- Born: Govindaswamy Bakthavathsalam 5 April 1942 (age 84) Annur, Coimbatore district, Madras Presidency, British Raj
- Education: Madras Medical College
- Children: 2
- Awards: Padma Shri (2005); Dr. B. C. Roy Award; Dharmaveera Award; Lifetime Achievement Award; Jewel of Coimbatore;
- Website: www.kghospital.com

= G. Bakthavathsalam =

Indian surgeon (born 1942)

Govindaswamy Bakthavathsalam (born 5 April 1942), also known as G. Bakthavathsalam, is an Indian surgeon, chairman, and managing trustee of the Dharmaveera K. Govindaswamy Naidu Medical Trust, which operates the K. G. Hospital in Coimbatore, India.

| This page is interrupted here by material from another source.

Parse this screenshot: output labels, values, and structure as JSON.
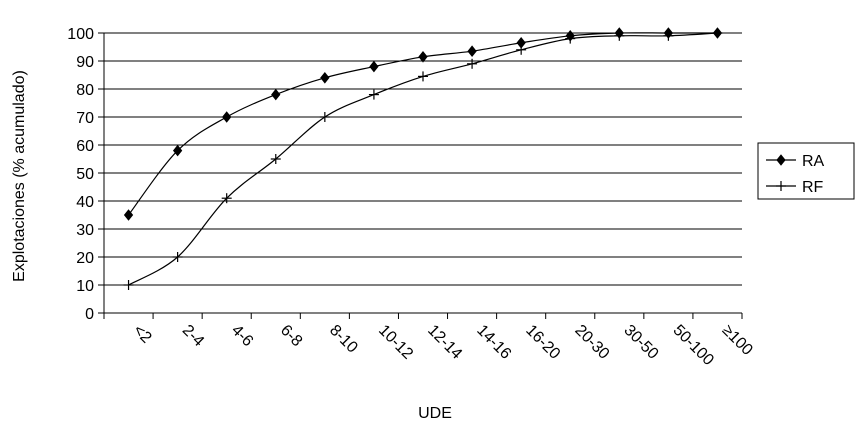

==Early life and education==

Govindaswamy Bakthavathsalam, also known as Dr. Beta, was born on 5 April 1942 in Annur, Coimbatore district. In 1964, he graduated with a Master of Science degree and an MBBS from Madras Medical College. He completed his postgraduate training in surgery at Mount Sinai Hospital in Chicago, Illinois.

==Career==
He helped expand the KG Hospital under his leadership.

==Accolades==
In 1984, he received the Dr. B. C. Roy Award from Prime Minister Rajiv Gandhi.

In 2005, he received the Padma Shri for his work in medicine from then-President of India A. P. J. Abdul Kalam. That year, he was one of six honored with a "Personality of the Decade" award from KG Foundation.

In 2009, he received a D.Sc. (Honoris Cause) from MGR Medical University.